Q6_K vs. Q5_K_L
Is there much of a difference in terms of perplexity?
Trying to decide between Macbook Pro M4 Max 128GB and the 64GB variation. I would only have to sell one kidney if I were able to run the Q5_K_L on the 64GB version. Unsure if the Q6_K and 57GB file size would slow the 64GB machine to a crawl.
Q5_K_L should be more than enough for any use case, but I can run some PPL numbers for you on this specific model if you'd like.
Wikitext or would you rather a specific dataset?
Heya, apologies for the late reply.
If I were to run the Q4_K_L quant instead (40GB file size and uses Q8_0 for embed and output weights)...how much of a difference would there be between that and the Q5_K_L? I'm now considering getting the M4 Macbook Pro with 48GB.

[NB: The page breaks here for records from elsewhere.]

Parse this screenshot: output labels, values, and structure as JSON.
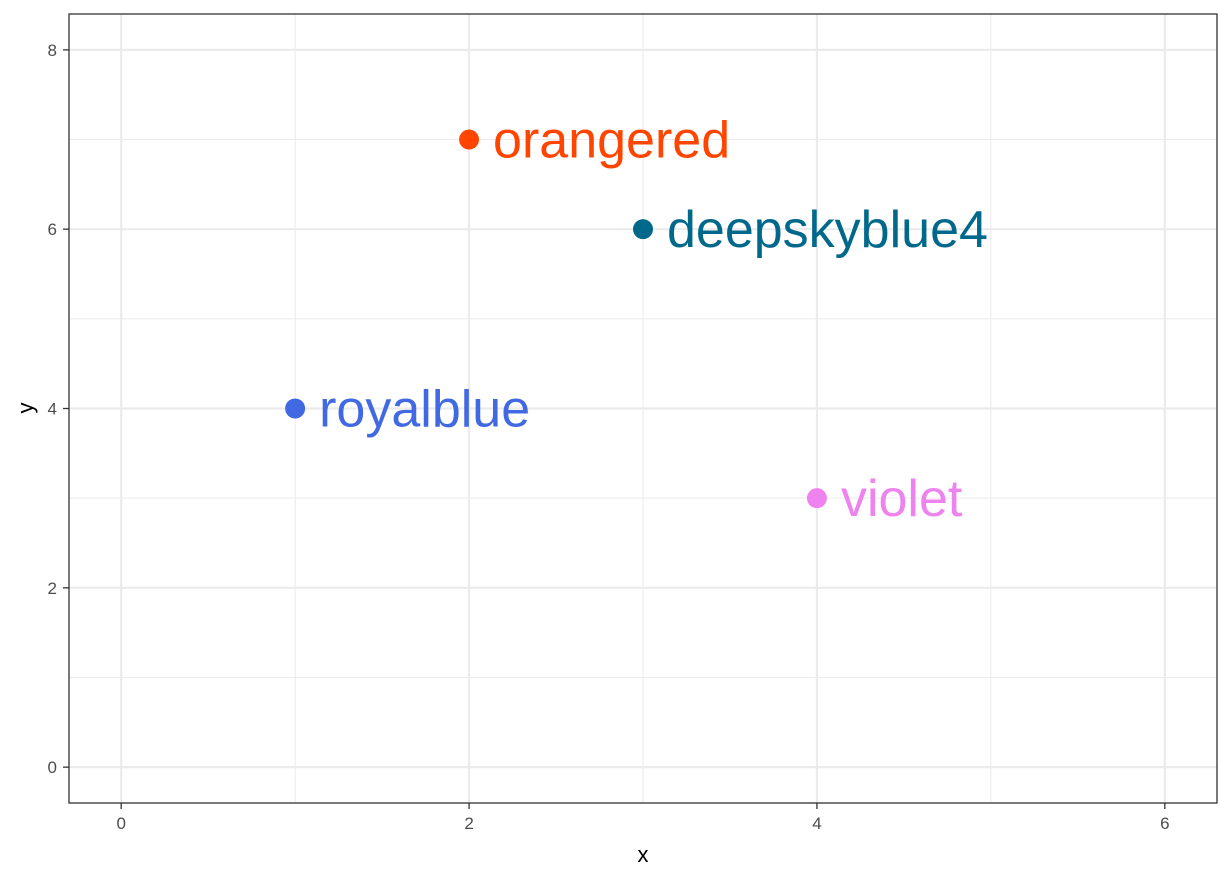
{
  "chart_data": {
    "type": "scatter",
    "title": "",
    "xlabel": "x",
    "ylabel": "y",
    "xlim": [
      -0.3,
      6.3
    ],
    "ylim": [
      -0.4,
      8.4
    ],
    "x_ticks": [
      0,
      2,
      4,
      6
    ],
    "y_ticks": [
      0,
      2,
      4,
      6,
      8
    ],
    "x_minor_gridlines": [
      1,
      3,
      5
    ],
    "y_minor_gridlines": [
      1,
      3,
      5,
      7
    ],
    "grid": true,
    "legend": "none",
    "points": [
      {
        "x": 1,
        "y": 4,
        "label": "royalblue",
        "color": "#4169E1"
      },
      {
        "x": 2,
        "y": 7,
        "label": "orangered",
        "color": "#FF4500"
      },
      {
        "x": 3,
        "y": 6,
        "label": "deepskyblue4",
        "color": "#00688B"
      },
      {
        "x": 4,
        "y": 3,
        "label": "violet",
        "color": "#EE82EE"
      }
    ]
  }
}
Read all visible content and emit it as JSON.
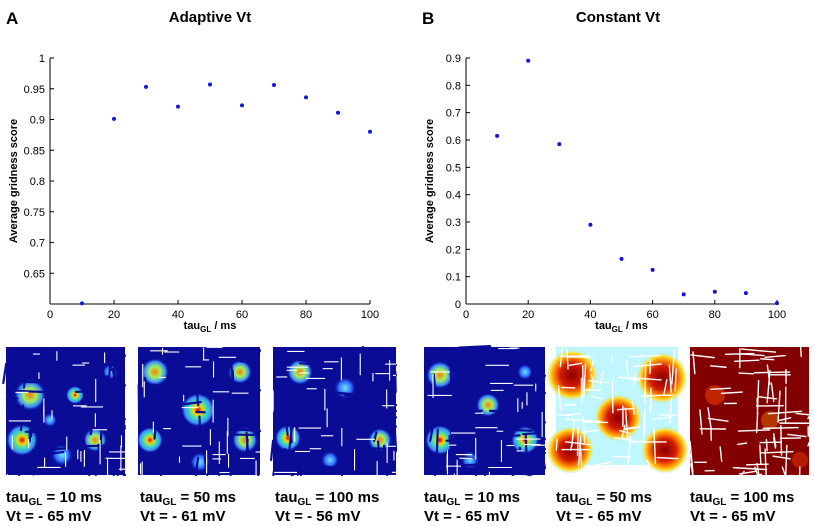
{
  "panels": [
    {
      "letter": "A",
      "title": "Adaptive Vt",
      "chart_data": {
        "type": "scatter",
        "title": "Adaptive Vt",
        "xlabel": "tau",
        "xlabel_sub": "GL",
        "xlabel_suffix": " / ms",
        "ylabel": "Average gridness score",
        "xlim": [
          0,
          100
        ],
        "ylim": [
          0.6,
          1.0
        ],
        "xticks": [
          0,
          20,
          40,
          60,
          80,
          100
        ],
        "yticks": [
          0.65,
          0.7,
          0.75,
          0.8,
          0.85,
          0.9,
          0.95,
          1
        ],
        "ytick_labels": [
          "0.65",
          "0.7",
          "0.75",
          "0.8",
          "0.85",
          "0.9",
          "0.95",
          "1"
        ],
        "color": "#1414dc",
        "x": [
          10,
          20,
          30,
          40,
          50,
          60,
          70,
          80,
          90,
          100
        ],
        "y": [
          0.601,
          0.901,
          0.953,
          0.921,
          0.957,
          0.923,
          0.956,
          0.936,
          0.911,
          0.88
        ]
      },
      "heatmaps": [
        {
          "line1_prefix": "tau",
          "line1_sub": "GL",
          "line1_suffix": " = 10 ms",
          "line2": "Vt = - 65 mV"
        },
        {
          "line1_prefix": "tau",
          "line1_sub": "GL",
          "line1_suffix": " = 50 ms",
          "line2": "Vt = - 61 mV"
        },
        {
          "line1_prefix": "tau",
          "line1_sub": "GL",
          "line1_suffix": " = 100 ms",
          "line2": "Vt = - 56 mV"
        }
      ]
    },
    {
      "letter": "B",
      "title": "Constant Vt",
      "chart_data": {
        "type": "scatter",
        "title": "Constant Vt",
        "xlabel": "tau",
        "xlabel_sub": "GL",
        "xlabel_suffix": " / ms",
        "ylabel": "Average gridness score",
        "xlim": [
          0,
          100
        ],
        "ylim": [
          0,
          0.9
        ],
        "xticks": [
          0,
          20,
          40,
          60,
          80,
          100
        ],
        "yticks": [
          0,
          0.1,
          0.2,
          0.3,
          0.4,
          0.5,
          0.6,
          0.7,
          0.8,
          0.9
        ],
        "ytick_labels": [
          "0",
          "0.1",
          "0.2",
          "0.3",
          "0.4",
          "0.5",
          "0.6",
          "0.7",
          "0.8",
          "0.9"
        ],
        "color": "#1414dc",
        "x": [
          10,
          20,
          30,
          40,
          50,
          60,
          70,
          80,
          90,
          100
        ],
        "y": [
          0.615,
          0.89,
          0.585,
          0.29,
          0.165,
          0.125,
          0.035,
          0.045,
          0.04,
          0.003
        ]
      },
      "heatmaps": [
        {
          "line1_prefix": "tau",
          "line1_sub": "GL",
          "line1_suffix": " = 10 ms",
          "line2": "Vt = - 65 mV"
        },
        {
          "line1_prefix": "tau",
          "line1_sub": "GL",
          "line1_suffix": " = 50 ms",
          "line2": "Vt = - 65 mV"
        },
        {
          "line1_prefix": "tau",
          "line1_sub": "GL",
          "line1_suffix": " = 100 ms",
          "line2": "Vt = - 65 mV"
        }
      ]
    }
  ]
}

However, if I do, the Q5_K_L is 50GB in file size and won't work. Whereas it should fit if I were to get the Macbook Pro M4 Max 64GB (which is a lot more expensive).
I use this for writing purposes (work) and need the model to be intelligent.
To answer your question...I have no idea what dataset to request. I suppose whichever one is best for professional writing (website content/blog posts/etc).
Thanks!
Hi I have the same question as I'm trying to use GGUF to do some model evaluation. I want to load the model into vllm and I'm wondering whether evaluation done on Llama-3.1-Nemotron-70B-Instruct-HF-Q5_K_S.gguf can be an accurate enough reflection of model ability? Thank you!